El contingente supera los 4.500 efectivos entre marines y marineros, respaldados por cazas F-35 y un submarino de ataque de la clase Los Ángeles. Este despliegue ofrece la posibilidad de neutralizar defensas aéreas obsoletas y golpear con precisión instalaciones estratégicas del régimen. Aunque el tamaño de la fuerza no apunta a una ocupación prolongada, sí permite operaciones quirúrgicas, como la captura de líderes criminales o la presión directa sobre Maduro.
Escenarios posibles: de la presión selectiva a una intervención total
El abanico de opciones para Washington es amplio. En el extremo menor, se contempla la continuidad de ataques limitados contra objetivos vinculados al narcotráfico, buscando disuadir al régimen. En el extremo mayor, se baraja una acción inspirada en la Operación Causa Justa de 1989 en Panamá, que llevó a Manuel Noriega ante la justicia estadounidense.
Un factor adicional es la recompensa de 50 millones de dólares por la captura de Maduro, que podría incentivar deserciones o colaboraciones dentro de su círculo cercano. Sin embargo, cualquier acción de gran escala enfrenta el riesgo de desencadenar violencia interna, con facciones criminales compitiendo por el poder en medio del vacío que dejaría un posible colapso del chavismo.
El papel del gobierno legítimo y los retos de la transición
En caso de que Maduro sea removido, el liderazgo recaería en el presidente electo Edmundo González, respaldado por los resultados de las elecciones de 2024. Este escenario, aunque ofrece una base de legitimidad, plantea enormes desafíos: reconstruir instituciones, reactivar la industria petrolera, renegociar una deuda externa de 140.000 millones de dólares y pacificar a un país fracturado.

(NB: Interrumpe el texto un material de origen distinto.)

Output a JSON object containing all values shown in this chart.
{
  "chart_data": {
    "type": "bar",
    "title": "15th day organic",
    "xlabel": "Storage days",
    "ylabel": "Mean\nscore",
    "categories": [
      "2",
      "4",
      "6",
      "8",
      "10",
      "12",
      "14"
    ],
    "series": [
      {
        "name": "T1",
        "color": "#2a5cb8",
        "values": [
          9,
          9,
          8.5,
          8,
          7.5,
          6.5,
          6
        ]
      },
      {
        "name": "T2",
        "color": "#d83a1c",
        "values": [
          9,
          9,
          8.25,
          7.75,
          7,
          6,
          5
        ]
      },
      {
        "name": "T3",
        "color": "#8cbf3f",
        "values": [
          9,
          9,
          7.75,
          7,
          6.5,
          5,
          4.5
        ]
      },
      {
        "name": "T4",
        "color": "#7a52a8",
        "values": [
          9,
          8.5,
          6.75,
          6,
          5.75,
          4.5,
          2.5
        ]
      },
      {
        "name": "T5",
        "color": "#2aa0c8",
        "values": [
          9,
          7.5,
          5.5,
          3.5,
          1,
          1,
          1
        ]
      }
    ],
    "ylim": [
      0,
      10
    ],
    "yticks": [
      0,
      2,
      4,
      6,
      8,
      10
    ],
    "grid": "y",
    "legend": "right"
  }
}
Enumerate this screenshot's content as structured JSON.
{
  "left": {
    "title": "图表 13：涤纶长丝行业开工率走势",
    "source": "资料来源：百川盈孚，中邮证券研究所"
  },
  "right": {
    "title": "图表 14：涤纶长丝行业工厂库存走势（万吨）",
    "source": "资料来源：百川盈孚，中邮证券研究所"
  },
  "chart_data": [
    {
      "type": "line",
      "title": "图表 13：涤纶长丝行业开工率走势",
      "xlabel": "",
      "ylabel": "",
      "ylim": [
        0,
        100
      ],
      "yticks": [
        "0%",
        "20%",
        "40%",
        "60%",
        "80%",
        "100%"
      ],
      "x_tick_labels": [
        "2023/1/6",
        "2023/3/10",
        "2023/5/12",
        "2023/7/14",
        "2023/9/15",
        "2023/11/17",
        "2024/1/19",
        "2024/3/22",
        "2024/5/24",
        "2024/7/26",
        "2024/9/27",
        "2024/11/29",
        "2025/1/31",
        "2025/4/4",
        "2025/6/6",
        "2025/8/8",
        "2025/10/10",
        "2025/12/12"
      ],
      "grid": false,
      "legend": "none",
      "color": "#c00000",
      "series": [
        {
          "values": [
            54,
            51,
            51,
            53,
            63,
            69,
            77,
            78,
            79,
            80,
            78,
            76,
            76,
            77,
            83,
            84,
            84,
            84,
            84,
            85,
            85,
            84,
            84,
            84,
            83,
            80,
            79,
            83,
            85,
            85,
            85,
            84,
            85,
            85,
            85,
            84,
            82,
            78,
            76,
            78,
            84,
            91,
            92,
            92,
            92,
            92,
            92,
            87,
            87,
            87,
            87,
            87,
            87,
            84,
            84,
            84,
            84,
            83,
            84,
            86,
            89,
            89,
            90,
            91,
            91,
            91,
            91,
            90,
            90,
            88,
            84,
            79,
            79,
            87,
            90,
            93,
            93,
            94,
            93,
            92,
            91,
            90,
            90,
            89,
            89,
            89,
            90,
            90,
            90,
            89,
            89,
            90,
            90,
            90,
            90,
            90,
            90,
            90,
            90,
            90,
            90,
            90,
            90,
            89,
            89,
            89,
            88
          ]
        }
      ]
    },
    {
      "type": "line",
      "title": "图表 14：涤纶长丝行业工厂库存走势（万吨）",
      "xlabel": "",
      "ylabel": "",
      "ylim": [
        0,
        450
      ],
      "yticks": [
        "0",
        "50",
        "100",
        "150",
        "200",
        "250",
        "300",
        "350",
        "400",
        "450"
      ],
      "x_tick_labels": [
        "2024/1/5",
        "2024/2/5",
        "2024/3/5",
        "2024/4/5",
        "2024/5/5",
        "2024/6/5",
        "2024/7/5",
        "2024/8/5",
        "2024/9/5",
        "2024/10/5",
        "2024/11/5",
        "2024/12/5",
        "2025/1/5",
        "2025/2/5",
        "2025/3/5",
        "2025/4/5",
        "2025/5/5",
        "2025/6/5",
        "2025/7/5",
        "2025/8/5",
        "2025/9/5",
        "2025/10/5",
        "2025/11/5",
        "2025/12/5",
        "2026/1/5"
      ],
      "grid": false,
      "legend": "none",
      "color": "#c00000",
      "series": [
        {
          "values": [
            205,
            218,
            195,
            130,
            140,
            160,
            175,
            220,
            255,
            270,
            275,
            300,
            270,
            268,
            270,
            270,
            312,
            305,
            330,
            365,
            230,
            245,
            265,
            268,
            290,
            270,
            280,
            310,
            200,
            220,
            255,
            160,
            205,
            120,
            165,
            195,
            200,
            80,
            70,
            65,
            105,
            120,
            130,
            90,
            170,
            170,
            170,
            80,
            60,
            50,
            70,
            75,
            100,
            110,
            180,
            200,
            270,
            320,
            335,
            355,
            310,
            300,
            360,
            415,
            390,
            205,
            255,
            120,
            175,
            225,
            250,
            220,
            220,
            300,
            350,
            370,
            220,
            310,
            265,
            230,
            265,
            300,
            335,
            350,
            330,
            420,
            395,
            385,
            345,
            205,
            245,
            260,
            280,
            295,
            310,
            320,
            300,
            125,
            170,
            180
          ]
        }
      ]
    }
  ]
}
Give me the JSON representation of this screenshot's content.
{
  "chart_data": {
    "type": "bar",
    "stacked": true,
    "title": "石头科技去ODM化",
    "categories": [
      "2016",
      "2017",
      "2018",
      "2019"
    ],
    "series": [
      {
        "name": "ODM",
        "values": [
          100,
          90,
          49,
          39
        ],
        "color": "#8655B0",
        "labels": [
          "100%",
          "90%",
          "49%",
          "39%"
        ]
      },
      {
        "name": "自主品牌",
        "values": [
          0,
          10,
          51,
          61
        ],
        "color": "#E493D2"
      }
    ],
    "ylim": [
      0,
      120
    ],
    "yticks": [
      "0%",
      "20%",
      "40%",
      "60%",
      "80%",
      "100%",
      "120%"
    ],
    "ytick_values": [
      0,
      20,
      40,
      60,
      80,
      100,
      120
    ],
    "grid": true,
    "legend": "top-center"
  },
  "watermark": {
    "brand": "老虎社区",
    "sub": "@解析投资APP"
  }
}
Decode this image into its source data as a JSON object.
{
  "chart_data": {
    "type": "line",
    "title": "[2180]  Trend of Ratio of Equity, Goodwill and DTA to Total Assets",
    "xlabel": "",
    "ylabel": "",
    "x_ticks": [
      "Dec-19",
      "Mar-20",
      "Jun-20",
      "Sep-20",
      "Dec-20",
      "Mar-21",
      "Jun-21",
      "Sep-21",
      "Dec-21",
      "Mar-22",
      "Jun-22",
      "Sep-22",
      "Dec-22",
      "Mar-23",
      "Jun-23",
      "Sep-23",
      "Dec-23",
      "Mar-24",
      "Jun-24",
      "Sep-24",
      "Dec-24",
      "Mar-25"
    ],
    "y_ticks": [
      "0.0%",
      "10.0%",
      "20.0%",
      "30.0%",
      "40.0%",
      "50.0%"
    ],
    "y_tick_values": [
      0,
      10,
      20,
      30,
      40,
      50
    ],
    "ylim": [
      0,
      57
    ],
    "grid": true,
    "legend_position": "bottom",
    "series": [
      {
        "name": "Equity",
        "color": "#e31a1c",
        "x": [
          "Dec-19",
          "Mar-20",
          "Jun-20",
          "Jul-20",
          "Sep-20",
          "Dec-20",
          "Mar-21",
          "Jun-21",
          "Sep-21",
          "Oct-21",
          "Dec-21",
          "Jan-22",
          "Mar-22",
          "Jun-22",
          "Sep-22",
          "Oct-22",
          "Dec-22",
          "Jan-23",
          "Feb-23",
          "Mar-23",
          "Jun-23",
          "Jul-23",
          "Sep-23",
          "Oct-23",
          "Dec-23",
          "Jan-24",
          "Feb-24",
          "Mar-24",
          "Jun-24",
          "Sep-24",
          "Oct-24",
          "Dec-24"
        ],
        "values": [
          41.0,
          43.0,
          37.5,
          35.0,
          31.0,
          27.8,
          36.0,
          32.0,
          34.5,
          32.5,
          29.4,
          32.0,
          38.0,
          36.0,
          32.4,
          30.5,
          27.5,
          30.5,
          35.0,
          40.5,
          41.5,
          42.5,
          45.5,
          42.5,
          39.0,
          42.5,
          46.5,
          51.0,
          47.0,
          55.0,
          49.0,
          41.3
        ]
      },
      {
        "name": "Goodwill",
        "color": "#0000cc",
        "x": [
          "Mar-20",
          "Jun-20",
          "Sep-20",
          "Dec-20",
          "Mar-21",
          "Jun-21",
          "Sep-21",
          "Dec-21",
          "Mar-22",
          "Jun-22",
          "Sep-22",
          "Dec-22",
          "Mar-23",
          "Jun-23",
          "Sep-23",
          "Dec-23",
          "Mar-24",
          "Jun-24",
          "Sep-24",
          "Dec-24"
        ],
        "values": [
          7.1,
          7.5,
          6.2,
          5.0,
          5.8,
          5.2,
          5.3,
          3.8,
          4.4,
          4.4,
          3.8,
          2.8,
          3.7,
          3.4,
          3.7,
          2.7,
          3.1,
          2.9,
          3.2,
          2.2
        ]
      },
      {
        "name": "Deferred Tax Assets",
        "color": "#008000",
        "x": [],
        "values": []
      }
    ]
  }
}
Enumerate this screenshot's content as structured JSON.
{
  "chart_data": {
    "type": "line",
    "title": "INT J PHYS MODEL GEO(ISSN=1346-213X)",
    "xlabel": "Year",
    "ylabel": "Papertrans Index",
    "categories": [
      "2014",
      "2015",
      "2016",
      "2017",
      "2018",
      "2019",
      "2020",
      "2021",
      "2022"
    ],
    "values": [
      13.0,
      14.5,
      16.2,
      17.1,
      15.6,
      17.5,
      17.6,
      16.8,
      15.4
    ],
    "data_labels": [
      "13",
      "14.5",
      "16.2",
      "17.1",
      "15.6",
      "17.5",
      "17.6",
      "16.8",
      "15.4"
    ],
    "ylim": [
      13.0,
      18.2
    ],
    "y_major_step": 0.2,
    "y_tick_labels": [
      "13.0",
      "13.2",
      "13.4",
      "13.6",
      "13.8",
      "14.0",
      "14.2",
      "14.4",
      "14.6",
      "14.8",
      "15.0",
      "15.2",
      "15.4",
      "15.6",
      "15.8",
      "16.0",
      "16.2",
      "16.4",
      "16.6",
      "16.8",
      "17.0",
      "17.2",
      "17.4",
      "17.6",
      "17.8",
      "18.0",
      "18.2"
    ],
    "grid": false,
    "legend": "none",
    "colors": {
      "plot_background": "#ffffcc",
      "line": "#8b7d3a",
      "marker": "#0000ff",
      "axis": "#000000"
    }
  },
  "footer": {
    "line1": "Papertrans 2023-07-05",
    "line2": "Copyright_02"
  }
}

El reto mayor será consolidar un ejército confiable, convencer a grupos armados de sumarse al proceso democrático y lograr acuerdos con potencias que han respaldado al chavismo, como Rusia, China y Cuba. La comunidad internacional observará de cerca, consciente de que el éxito o fracaso de esa transición marcará la estabilidad de toda la región.
Venezuela se encuentra en la encrucijada más delicada de su historia reciente. Estados Unidos ha demostrado determinación y cuenta con medios militares para actuar. Sin embargo, la verdadera incógnita no es si Washington puede doblegar al régimen de Maduro, sino qué ocurrirá después. El futuro dependerá de la capacidad de los venezolanos para asumir el reto de reconstruir una nación devastada, bajo la mirada expectante del mundo y con el riesgo latente de que el fin del chavismo desemboque en nuevas luchas internas.